Segunda etapa - nessa etapa, aconteceu a roda de conversa conforme o seguinte roteiro: iniciamos com uma dinâmica de integração, momento em que pudemos nos aproximar dos(as) participantes e também proporcionou que eles(as) interagissem entre si. Em seguida, apresentamos algumas histórias para discutir com eles(as). Contamos o início de cada história e os(as) jovens, divididos em subgrupos, construíram os desfechos. As histórias foram pensadas de acordo com os resultados da pesquisa. Acreditamos que essa forma seria mais produtiva para discutir com os(as) jovens do que apresentar os resultados da pesquisa formalmente, pois concordamos com Afonso (2006) que podemos problematizar informações de modo participativo, com técnicas que convoquem o sujeito à ação, ao discurso, a se posicionar sobre determinadas situações de modo a (re)construir leituras sobre suas condições de existência.

As temáticas discutidas nas histórias tiveram como foco: o uso de álcool com a finalidade de diversão; o preconceito em relação às mulheres que bebem nos bares; o uso de álcool como justificativa para situações de violência contra as mulheres; a presença de pessoas da cidade nas comunidades para fazerem uso de álcool, entre outras. Para refletirmos sobre os discursos dos(as) jovens construídos em nosso encontro, faremos uso da interseccionalidade de gênero, raça/etnia e classe social, conforme mencionado anteriormente.

 

Resultados e discussões

O que conversamos?

Uma das histórias que apresentamos no início para que o grupo construísse o desfecho foi a seguinte: História 1 - o companheiro de Gina costuma bater nela e eles brigam muito. Quando perguntamos a Gina porque ele faz isso, ela disse que

ele faz isso porque ingere diversas bebidas alcoólicas, e essas bebidas juntas causam diversos tipos de transtornos. Um deles é a mudança de comportamento. Uma sugestão para que esse indivíduo pare com as agressões com sua companheira é que definitivamente pare de beber ou, pelo menos, refaça seus hábitos bebendo com consciência, ou seja, bebendo socialmente. (Desfecho da história construída pelo grupo)

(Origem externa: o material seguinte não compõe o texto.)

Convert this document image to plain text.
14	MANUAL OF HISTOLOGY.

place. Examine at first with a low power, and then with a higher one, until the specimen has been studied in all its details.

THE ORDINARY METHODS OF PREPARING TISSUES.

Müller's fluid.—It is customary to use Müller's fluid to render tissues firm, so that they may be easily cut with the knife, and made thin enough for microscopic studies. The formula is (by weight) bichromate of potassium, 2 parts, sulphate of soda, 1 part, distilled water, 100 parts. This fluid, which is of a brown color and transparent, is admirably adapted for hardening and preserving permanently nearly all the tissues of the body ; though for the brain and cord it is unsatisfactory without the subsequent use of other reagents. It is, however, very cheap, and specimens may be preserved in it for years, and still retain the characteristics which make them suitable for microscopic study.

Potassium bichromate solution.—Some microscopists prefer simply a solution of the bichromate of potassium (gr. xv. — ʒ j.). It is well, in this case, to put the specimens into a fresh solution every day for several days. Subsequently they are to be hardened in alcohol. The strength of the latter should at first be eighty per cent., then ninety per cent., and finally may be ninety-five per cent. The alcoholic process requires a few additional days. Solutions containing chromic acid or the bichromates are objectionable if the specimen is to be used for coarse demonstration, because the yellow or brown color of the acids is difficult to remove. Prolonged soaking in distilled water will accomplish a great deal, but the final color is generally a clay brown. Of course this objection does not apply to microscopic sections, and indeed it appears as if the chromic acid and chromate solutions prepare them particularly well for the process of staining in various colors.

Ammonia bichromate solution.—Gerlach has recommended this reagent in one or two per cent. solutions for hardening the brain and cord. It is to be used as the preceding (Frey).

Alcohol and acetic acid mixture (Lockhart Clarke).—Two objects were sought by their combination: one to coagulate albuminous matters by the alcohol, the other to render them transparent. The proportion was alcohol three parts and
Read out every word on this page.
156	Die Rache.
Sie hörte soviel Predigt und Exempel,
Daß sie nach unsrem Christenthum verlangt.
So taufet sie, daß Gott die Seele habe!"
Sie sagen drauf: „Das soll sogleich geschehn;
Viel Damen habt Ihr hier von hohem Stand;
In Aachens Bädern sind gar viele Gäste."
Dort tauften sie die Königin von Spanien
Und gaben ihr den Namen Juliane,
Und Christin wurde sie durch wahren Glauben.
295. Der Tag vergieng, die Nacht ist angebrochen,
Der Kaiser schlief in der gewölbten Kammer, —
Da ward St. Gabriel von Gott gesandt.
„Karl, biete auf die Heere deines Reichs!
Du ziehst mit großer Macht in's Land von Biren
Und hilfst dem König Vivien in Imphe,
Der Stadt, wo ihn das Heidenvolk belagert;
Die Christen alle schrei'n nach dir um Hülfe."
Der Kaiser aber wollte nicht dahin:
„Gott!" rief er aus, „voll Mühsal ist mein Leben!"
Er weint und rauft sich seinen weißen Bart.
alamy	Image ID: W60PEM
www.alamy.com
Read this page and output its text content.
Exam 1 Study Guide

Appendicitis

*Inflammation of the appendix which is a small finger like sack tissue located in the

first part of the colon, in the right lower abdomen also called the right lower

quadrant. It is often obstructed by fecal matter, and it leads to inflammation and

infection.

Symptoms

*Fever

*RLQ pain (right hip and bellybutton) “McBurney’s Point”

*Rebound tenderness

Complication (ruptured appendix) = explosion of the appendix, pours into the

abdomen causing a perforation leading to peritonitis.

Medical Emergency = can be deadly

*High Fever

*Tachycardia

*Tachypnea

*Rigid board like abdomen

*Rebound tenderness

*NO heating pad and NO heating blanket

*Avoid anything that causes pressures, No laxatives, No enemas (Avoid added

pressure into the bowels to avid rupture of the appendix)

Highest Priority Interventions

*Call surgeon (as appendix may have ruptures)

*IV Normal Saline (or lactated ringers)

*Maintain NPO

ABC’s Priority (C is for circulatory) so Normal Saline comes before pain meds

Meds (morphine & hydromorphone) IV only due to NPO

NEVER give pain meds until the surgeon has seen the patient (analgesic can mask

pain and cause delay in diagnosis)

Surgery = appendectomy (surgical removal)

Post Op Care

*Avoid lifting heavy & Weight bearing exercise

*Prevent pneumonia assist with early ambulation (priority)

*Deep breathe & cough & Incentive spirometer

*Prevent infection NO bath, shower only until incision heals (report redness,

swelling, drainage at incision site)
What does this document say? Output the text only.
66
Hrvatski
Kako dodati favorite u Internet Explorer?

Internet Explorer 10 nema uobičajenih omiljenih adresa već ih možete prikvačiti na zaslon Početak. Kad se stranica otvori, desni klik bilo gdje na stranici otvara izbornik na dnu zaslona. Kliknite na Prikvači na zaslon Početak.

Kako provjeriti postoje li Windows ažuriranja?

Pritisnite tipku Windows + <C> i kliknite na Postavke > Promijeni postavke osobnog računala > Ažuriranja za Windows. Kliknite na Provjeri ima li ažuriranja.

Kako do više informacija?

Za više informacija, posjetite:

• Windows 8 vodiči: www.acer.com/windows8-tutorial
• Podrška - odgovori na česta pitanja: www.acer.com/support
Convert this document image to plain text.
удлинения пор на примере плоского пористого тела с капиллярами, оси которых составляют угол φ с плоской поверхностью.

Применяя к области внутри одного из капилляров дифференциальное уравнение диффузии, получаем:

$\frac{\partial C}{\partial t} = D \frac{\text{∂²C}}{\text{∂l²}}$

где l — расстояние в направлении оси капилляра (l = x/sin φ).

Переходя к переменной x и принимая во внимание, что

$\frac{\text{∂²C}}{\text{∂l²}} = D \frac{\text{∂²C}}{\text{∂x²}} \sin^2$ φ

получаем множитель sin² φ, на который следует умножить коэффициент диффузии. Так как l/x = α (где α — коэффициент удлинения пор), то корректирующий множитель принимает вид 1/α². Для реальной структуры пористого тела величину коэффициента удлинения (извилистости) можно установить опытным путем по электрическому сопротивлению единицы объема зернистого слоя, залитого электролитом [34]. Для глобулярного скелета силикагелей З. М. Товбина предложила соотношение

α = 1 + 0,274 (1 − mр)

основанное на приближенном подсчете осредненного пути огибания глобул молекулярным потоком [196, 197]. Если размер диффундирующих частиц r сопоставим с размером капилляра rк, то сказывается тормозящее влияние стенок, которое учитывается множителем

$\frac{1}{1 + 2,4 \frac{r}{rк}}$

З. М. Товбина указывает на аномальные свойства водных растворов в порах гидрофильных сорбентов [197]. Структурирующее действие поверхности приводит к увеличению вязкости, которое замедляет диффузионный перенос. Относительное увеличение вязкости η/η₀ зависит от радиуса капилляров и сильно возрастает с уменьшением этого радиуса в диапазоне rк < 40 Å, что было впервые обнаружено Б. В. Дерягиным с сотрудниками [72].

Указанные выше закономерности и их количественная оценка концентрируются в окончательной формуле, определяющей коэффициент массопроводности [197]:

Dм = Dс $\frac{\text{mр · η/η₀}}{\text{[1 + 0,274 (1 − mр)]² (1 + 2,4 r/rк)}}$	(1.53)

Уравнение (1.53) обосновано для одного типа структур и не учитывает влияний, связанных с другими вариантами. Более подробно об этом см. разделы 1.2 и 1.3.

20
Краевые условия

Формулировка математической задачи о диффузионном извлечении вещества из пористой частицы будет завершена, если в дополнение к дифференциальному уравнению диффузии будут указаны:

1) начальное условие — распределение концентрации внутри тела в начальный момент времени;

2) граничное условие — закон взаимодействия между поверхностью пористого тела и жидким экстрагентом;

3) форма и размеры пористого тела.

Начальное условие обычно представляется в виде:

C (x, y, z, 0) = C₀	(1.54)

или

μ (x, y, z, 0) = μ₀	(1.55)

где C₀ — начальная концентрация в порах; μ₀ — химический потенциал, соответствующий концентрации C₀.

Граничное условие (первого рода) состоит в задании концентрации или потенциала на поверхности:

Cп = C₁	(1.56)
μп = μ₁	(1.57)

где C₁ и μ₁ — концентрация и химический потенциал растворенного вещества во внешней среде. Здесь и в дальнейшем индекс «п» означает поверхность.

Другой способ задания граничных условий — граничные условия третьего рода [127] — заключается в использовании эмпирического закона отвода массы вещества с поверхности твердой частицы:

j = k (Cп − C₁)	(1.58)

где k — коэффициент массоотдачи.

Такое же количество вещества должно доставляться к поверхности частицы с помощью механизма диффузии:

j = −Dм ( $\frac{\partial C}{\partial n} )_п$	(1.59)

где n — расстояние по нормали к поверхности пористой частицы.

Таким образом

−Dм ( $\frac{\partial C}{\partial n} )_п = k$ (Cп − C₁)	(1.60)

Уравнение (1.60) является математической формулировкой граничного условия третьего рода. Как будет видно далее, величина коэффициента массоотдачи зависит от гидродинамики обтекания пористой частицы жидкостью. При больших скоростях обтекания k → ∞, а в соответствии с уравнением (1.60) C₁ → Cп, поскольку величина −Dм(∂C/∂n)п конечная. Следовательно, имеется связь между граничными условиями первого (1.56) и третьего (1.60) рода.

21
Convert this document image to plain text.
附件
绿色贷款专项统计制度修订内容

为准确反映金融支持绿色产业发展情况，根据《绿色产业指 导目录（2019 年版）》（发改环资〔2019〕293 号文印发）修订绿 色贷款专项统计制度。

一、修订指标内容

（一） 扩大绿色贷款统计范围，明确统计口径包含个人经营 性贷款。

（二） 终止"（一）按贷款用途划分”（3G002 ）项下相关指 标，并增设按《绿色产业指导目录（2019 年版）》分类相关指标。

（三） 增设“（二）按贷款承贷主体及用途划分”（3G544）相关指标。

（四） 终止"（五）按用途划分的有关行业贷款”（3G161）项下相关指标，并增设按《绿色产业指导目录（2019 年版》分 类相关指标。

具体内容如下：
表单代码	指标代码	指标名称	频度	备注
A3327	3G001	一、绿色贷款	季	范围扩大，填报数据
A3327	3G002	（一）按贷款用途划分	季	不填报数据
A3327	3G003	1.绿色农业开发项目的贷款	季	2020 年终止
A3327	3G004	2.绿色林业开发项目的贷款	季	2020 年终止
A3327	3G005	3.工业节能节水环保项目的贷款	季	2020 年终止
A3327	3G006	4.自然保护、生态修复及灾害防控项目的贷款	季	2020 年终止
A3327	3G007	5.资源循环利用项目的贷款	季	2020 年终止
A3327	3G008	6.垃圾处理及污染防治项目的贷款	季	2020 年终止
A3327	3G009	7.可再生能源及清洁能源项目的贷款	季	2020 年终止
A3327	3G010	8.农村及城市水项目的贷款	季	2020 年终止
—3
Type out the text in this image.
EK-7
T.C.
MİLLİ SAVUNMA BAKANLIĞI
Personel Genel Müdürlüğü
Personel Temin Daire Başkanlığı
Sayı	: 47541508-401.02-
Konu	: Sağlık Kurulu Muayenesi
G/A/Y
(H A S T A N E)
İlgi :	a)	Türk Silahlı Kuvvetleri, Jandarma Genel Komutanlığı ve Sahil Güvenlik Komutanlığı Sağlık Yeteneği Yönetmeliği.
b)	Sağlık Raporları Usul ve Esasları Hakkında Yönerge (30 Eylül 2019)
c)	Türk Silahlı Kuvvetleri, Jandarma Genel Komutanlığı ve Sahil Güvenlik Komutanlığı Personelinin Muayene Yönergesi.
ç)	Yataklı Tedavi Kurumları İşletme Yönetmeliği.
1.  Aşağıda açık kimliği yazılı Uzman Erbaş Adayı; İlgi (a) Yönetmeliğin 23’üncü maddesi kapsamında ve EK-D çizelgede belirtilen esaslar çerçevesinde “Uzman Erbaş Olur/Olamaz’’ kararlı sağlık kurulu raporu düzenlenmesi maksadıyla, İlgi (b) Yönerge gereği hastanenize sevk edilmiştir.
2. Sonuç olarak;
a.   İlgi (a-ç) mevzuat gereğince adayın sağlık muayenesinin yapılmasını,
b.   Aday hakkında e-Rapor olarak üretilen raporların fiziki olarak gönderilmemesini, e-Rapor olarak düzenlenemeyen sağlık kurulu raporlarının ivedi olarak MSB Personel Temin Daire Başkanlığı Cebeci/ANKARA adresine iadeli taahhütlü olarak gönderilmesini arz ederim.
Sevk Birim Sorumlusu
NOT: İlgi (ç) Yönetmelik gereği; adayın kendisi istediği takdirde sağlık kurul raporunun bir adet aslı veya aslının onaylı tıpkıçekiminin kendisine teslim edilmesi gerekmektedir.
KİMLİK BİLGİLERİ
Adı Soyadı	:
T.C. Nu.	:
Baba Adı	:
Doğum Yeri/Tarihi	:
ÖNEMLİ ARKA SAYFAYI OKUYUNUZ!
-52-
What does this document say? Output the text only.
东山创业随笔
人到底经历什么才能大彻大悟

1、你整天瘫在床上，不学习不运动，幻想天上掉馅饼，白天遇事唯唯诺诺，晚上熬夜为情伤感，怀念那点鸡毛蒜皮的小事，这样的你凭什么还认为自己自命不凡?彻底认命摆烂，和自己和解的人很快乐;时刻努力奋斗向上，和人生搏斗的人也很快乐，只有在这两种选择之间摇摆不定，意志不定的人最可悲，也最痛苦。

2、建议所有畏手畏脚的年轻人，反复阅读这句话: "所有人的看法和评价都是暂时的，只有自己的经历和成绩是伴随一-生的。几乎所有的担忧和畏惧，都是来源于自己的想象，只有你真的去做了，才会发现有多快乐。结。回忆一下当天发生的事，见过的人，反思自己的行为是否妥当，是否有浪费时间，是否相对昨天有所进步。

Percebemos, pelo desfecho da história, o quanto o uso de álcool, prática naturalizada nas comunidades, é usado para explicar as situações de violência contra as mulheres. É importante também ressaltarmos que o grupo que construiu a história era formado por mulheres e um homem, o que nos faz perceber que a justificativa da violência devido ao uso do álcool é feita também pelas mulheres que sofrem as situações, seja diretamente, seja por meio das ocorrências presenciadas nas comunidades.

A violência de gênero contra as mulheres é um fenômeno mundial que pode acontecer em todas as classes sociais, culturas, raça/etnia, religião, entre outros marcadores de diferenciação, mas não se pode universalizar a categoria mulher como um sujeito coletivo e homogêneo, pois existem diferenças nas relações de poder que incidem sobre elas. E a noção de interseccionalidade visibiliza o quanto os marcadores gênero, classe e raça/etnia constroem desigualdades e opressões que dificultam que as mulheres quilombolas saiam das situações de violência vivenciadas.

A ausência de recorte racial na análise do tema da violência, assim como em relação a outros agravos, tem dificultado a identificação das desigualdades a que estão expostas as mulheres negras. Autores(as), principalmente os(as) de grupos de feministas negras, começaram a perceber que há um agravamento da violência quando a mulher é negra, ocasionadas pelo racismo. Quando pensamos na constituição da sociedade brasileira, marcadores como gênero, classe e raça/etnia delineiam hierarquias produzidas historicamente que vão apontar os lugares vistos como naturais às mulheres pobres e negras e como tais representações simbólicas informam como elas se situam na sociedade, como são vistas e percebidas (Correia, 2013).

É importante lembrar que a questão não se resolve adicionando as diversas formas de opressão na configuração da condição social das mulheres e das relações de gênero, mas percebendo sua interconexão, percebendo como elas se intersectam. A "racialização" é pensada como o efeito de um modo cruel e complexo de operação das desigualdades, por meio do qual se excluem grupos corporalmente marcados (Piscitelli, 1996), situação que torna mais difícil para as mulheres lutarem por seus direitos e realizarem a denúncia em casos de violência. Vejamos o relato de uma das jovens que falou sobre a questão da denúncia.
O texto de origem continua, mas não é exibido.